The reassuring news is that motivating workers to stay up to date might be easier, and less costly than you might believe. A new study found that employees who were given a small reward up front, and asked to commit to taking just two classes, ended up taking six times more courses than their peers who received no such incentives.
It turns out that the key is not in the dollar amount employees are offered, but in how it’s explained to them. Teck-Hua Ho, a professor at the Haas B-school at Berkeley, and Catherine Yeung of the National University of Singapore studied 4,000 people whose employers wanted them to take a series of training courses.
One group was offered a one-time cash incentive of 60 dollars as compensation for attending two classes, each of which cost 30 dollars, within four months. Then, researchers asked each employee to sign a non-binding agreement that they would show up for specific training sessions. The second group was told that the 60 dollars’ payment was a reward, not a reimbursement, for signing up for two courses within four months.

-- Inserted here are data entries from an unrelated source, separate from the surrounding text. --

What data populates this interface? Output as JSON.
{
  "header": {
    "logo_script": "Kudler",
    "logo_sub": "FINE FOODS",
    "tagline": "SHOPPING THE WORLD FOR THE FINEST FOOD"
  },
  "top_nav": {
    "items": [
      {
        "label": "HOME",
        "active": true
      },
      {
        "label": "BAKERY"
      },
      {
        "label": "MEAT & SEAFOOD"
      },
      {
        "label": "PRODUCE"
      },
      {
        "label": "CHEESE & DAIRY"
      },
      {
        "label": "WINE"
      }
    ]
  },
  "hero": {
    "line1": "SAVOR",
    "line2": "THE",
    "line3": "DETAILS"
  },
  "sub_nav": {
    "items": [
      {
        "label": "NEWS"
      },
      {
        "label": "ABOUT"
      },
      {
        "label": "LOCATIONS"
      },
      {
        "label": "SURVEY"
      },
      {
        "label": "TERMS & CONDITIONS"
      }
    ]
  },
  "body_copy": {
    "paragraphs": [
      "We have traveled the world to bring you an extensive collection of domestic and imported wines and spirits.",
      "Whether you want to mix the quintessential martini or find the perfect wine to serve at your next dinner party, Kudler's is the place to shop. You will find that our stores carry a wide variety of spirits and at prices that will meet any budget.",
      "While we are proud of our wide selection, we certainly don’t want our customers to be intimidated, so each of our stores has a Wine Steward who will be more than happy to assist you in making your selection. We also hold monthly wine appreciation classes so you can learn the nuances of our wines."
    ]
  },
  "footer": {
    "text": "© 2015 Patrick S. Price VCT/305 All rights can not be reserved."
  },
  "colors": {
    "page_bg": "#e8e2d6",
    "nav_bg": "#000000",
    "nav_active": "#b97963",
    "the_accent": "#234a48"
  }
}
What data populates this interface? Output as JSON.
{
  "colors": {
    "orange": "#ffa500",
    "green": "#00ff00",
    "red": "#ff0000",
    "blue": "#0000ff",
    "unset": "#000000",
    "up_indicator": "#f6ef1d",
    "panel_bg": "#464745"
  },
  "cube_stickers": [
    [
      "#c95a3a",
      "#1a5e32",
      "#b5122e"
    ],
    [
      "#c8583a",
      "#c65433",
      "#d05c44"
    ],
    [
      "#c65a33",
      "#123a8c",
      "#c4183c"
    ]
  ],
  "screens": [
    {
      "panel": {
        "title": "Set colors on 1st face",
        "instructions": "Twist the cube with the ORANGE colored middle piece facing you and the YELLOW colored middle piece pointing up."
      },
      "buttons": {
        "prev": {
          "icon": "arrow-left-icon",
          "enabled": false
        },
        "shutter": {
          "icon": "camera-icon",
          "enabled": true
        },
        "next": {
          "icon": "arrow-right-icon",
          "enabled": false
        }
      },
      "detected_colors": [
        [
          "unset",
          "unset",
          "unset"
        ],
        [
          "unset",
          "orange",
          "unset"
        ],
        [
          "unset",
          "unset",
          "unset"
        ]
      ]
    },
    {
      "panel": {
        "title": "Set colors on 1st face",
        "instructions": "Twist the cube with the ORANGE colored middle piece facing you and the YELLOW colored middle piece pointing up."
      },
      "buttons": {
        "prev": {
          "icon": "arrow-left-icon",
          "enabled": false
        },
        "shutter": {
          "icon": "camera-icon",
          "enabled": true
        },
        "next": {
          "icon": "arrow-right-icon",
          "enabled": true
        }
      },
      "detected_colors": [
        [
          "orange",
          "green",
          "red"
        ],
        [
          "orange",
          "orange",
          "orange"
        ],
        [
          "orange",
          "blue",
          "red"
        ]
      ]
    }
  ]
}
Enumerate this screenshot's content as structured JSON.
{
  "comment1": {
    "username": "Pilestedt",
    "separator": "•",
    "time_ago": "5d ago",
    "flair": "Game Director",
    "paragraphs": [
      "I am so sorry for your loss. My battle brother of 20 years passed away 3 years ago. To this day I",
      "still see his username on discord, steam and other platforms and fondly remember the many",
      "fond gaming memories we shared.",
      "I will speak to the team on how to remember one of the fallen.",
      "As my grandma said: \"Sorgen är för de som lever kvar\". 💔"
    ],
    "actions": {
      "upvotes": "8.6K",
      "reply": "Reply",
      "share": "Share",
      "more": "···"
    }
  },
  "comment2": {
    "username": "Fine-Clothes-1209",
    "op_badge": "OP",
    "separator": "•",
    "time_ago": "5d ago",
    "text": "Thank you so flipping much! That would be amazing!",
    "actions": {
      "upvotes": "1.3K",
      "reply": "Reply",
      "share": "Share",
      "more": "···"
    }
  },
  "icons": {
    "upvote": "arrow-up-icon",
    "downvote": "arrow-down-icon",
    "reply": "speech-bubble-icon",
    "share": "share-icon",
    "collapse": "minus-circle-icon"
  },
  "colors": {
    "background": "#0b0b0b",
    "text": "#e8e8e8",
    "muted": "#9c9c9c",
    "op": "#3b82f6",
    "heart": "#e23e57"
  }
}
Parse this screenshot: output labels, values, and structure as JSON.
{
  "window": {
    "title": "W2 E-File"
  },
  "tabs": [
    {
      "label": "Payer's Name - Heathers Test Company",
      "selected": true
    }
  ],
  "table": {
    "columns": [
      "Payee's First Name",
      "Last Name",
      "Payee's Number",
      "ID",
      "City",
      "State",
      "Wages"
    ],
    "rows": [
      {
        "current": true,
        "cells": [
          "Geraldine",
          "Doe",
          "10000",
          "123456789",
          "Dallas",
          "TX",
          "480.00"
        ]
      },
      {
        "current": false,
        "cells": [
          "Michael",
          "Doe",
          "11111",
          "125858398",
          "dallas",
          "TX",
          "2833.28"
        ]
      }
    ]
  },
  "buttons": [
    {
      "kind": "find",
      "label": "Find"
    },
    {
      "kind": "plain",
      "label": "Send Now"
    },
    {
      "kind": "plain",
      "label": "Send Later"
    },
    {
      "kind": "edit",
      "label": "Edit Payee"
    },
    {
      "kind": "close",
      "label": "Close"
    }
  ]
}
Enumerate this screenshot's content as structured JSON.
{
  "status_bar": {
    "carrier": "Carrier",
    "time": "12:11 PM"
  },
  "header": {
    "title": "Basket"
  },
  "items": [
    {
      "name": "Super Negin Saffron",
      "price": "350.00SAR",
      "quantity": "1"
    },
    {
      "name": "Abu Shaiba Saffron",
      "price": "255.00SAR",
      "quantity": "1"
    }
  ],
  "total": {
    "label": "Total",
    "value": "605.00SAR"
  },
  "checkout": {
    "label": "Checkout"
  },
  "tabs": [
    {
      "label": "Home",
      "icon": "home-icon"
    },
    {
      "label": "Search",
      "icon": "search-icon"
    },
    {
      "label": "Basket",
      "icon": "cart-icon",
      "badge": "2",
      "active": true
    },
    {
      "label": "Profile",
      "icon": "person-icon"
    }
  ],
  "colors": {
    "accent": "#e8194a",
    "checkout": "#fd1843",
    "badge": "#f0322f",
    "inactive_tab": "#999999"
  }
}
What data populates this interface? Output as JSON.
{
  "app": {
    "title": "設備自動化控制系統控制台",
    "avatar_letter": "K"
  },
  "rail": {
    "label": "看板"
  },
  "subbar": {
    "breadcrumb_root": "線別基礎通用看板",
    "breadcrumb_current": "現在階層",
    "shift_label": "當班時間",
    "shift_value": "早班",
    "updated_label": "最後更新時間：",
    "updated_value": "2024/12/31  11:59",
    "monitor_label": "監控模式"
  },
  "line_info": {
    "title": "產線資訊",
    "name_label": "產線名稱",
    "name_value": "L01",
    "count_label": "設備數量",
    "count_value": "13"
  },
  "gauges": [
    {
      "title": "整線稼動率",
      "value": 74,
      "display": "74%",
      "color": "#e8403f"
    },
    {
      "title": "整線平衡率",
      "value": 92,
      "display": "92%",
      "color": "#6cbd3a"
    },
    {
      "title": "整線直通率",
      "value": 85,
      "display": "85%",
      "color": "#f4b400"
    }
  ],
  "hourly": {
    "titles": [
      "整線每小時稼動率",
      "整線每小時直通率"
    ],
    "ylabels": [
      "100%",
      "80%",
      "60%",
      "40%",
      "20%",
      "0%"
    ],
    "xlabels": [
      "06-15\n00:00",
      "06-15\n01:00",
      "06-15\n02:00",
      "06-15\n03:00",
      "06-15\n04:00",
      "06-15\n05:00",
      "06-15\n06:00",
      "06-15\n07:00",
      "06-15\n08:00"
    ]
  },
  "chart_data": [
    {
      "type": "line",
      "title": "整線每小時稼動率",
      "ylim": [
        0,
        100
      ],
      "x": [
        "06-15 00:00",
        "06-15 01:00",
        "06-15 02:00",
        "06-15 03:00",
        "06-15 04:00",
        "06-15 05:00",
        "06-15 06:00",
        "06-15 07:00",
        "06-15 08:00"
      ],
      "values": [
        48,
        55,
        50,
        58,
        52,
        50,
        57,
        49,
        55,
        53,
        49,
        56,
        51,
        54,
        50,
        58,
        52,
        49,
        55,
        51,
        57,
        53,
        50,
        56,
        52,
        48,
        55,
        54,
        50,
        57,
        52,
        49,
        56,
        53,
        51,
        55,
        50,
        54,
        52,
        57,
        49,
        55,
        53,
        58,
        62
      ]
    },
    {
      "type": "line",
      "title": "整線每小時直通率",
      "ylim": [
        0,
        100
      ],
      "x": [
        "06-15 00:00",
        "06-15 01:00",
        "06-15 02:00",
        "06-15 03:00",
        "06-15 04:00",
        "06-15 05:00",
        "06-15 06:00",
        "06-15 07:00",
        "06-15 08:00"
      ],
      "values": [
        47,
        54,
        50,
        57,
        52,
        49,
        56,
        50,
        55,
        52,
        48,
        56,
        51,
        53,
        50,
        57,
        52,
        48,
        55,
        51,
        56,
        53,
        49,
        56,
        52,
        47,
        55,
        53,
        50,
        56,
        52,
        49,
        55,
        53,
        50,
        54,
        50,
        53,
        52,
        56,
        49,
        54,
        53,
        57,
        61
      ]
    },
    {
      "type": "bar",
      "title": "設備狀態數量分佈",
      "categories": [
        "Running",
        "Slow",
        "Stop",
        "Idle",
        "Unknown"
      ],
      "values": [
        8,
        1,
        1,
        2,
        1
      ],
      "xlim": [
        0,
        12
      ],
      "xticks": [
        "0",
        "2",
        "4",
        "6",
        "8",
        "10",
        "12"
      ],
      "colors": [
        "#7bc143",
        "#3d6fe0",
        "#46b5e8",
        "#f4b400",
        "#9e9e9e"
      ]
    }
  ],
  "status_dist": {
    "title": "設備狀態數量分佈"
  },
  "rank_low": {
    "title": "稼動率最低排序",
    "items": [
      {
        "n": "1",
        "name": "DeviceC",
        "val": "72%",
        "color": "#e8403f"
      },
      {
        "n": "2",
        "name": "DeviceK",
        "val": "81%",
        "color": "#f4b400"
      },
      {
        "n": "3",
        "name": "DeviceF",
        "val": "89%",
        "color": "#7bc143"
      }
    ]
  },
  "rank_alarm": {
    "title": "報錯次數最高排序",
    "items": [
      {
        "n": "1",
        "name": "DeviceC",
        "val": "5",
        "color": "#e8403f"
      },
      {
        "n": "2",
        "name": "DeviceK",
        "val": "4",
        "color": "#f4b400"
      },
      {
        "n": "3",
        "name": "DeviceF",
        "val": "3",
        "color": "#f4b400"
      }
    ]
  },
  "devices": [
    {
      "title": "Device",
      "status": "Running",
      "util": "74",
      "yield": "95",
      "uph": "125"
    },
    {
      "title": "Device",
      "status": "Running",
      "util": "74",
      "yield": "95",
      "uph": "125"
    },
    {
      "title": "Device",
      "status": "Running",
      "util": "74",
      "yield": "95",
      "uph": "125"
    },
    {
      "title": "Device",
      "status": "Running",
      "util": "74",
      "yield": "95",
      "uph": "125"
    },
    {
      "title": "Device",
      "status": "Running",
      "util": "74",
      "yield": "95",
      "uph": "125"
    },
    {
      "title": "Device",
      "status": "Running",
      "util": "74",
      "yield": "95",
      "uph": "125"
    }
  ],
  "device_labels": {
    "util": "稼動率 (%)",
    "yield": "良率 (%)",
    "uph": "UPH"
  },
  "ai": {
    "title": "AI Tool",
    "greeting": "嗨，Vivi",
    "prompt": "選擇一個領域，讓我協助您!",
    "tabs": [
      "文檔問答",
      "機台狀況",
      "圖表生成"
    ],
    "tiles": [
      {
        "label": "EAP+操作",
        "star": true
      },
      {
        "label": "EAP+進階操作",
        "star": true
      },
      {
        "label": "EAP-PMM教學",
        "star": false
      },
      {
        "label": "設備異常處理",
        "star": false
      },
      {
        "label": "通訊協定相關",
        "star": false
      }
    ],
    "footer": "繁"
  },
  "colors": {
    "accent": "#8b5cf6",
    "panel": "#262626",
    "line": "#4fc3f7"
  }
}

Workers in this group were not obliged to commit to anything in writing.
The results were, the study notes, “extraordinary.” Over nine-and-a-half months, during which no further payments were offered, the employees who were told the 60 dollars was a reimbursement for out-of-pocket expenses, and who committed to two specific courses up front, finished six times more training courses than the group who thought the initial 60 dollars was a reward and who committed to nothing.
Why did the first group complete so much more training, even though they had to pay for most of the classes themselves? “We believe subjects who had two ‘free’ courses at the beginning, and who were asked to indicate their future plans, were prompted to adopt a more long-term mindset toward their careers,” says Ho. “So they were more likely to invest in training,” long after any more reimbursements were offered.
The study notes that the research was based in part on the upfront incentives some corporate wellness programs use to encourage people to exercise more or lose weight. Once employees start those efforts and experience some success, they often get motivated from within and just want to keep going. The study suggests that — once people realize that it can make them more promotable, and more marketable — learning new skills is likely to have the same effect.